Because our platform is one that needs both lenders and borrowers, we need to have enough people with something to do on the platform. So we’re looking to have the bigger trading communities get involved in the beta and then basically scale from there.
Also, beyond Ethereum, a launch on Polygon is a no brainer for us as we love so many of the NFT and GameFi projects they’ve been onboarding, and we’re exploring other blockchains where there’s lots of NFT activity as well.
Do you need a bull market in order to grow?
No, we just need volatility. So bear market – great, bull market – great, and a crab market – that can also be great, because everyone wants the ability to do something and make something happen.
And what about a Dyve token? Will we see one in the works?
One of our goals is to eventually launch a token and reward early users. But more immediately we want to bring in traders – people to be early testers – and give out OG roles in our Discord as a way to track the people that we know will be active traders and good users.

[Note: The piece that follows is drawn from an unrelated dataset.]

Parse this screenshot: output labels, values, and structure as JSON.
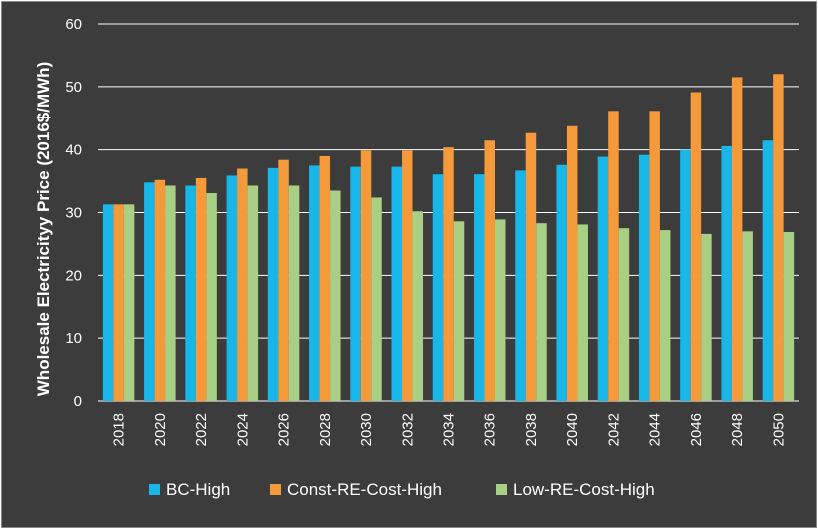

Dyve is in the process of starting a seed round raise of US$2.5 million, but for those interested in the project, you should check out Dyve’s Twitter page and consider joining its Discord community to see if you can grab yourself an OG role.
Ulti gave us a special limited invite code for Dyve’s private Discord, which you can link to here.
The Q&A component of this article has been lightly edited for clarity. None of the contents should be construed as financial advice. The author is not a seed investor in Dyve.